Today ends the climate summit in Madrid. Political leaders are still debating without having reached concrete agreements. But what exactly is being talked about at the summit? What do they have to agree on?
Well, despite the complexity and the multitude of meetings, debates and conferences that are taking place in various pavilions and halls in parallel, everything can be summed up in three specific points. Damage and loss, ambition plans and carbon market.
Regarding the Ambition Plans, each country had to present a plan before the beginning of the new decade indicating the commitments and goals assumed. These non-binding plans must show each country’s roadmap for reducing emissions. Amount of emissions to reduce established by themselves. They must indicate in the medium (2030) and long term (2050) how many emissions are to be reduced and explain how it will be done.
The totality of the measures at a global level must be such that they allow not to exceed the increase of 1.5ºC in global temperatures at the end of the century. For this to happen, on the one hand, the plans have to be truly ambitious, especially those of the most polluting ones. And, on the other hand, all countries have to present plans, the effort has to be global and the commitment multilateral. And despite the urgency of the situation, this is not happening.
In the first place, the plans are not being delivered on time, the delivery date was postponed to March 2020 and some time later until October 2020. Today still to pressure groups, precisely those most polluting , who want to push the delivery date back to 2023.
Second, not all countries are participating in the agreement. It is true that only, without counting Syria, because of its situation of civil war. Only one country does not plan to deliver the plan within the agreement. The problem is that this country is the country that has historically contributed the most to climate change and is one of the main emissions on a global scale today. If the US does not have an ambitious plan, not exceeding 1.5ºC will be impossible, especially considering the ambition of the rest of the countries, which today is far from compensating for this lack of commitment from the American country. It is difficult for them to demonstrate their own commitment, such as trying to compensate for the commitments of others.
Each country has been exposing throughout this week their plans, national strategies, innovative legislation and great successes in environmental conservation. They have also communicated the limitations they have and the main problems they face. But they are still far from presenting ambitious plans, and more than proposing concrete projects (no longer plans, programs and strategies) that really attack the root of the problem and that allow the ambitious objective of not exceeding 1.5ºC.

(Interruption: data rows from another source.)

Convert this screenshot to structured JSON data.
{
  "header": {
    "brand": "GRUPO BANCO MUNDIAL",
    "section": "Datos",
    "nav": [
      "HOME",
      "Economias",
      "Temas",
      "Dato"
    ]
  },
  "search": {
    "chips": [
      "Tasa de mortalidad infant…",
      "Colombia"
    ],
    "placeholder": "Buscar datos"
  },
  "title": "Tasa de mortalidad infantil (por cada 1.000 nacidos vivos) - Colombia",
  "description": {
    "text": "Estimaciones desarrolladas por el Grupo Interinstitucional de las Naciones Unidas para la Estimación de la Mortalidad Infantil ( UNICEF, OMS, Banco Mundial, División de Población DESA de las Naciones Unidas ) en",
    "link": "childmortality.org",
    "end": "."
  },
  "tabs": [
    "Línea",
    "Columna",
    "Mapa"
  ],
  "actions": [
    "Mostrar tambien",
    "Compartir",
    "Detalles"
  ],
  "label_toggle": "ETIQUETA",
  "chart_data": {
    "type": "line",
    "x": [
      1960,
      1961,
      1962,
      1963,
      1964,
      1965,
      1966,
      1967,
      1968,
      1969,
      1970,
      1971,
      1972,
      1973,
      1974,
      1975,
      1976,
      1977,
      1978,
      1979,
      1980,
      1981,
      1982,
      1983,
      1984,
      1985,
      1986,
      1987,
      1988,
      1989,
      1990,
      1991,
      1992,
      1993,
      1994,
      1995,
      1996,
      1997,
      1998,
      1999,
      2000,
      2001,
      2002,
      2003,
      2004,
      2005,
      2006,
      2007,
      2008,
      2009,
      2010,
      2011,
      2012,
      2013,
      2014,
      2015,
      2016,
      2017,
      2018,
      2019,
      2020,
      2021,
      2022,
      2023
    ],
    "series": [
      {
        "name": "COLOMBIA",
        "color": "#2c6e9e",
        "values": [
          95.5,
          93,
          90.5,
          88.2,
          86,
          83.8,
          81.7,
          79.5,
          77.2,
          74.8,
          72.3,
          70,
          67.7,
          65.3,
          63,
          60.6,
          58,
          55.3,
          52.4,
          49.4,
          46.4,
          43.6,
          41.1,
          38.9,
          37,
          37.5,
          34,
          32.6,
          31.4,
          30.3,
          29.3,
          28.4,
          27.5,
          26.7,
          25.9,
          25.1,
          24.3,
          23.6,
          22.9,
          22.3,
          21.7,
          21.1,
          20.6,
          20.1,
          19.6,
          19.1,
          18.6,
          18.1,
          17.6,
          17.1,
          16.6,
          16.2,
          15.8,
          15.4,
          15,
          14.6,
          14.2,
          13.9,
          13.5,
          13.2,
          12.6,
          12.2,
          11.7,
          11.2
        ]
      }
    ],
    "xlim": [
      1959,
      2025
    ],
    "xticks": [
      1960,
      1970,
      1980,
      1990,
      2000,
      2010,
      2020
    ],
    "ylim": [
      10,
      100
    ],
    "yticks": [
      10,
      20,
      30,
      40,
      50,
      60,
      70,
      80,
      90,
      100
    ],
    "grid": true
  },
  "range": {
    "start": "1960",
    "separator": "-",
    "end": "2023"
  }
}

The European Union will present something more ambitious than what has been announced so far, or those were the promises of the President of the Commission. However, it will not do it on time, hiding behind wanting to present the best and most ambitious of plans. The old continent will be carbon neutral by 2050, or even sooner under this new plan. As has been communicated throughout COP25, Europe wants to be the most ambitious coalition. But despite the commitment, it is not yet exposed how these objectives will be met. And they don’t talk about the short term either, until now they have only focused on planning for the long term.
Perhaps the ambition is not so much to talk about future scenarios, which by the way have high uncertainty due to the characteristics of the topic to be dealt with. Perhaps the ambition should be given to the implementation of shock measures that really reverse the current situation of dependence on fossil combustion. Perhaps the most ambitious of plans is focusing its ambition on delaying that #TimeToActNow for the next decade. We hope we are wrong.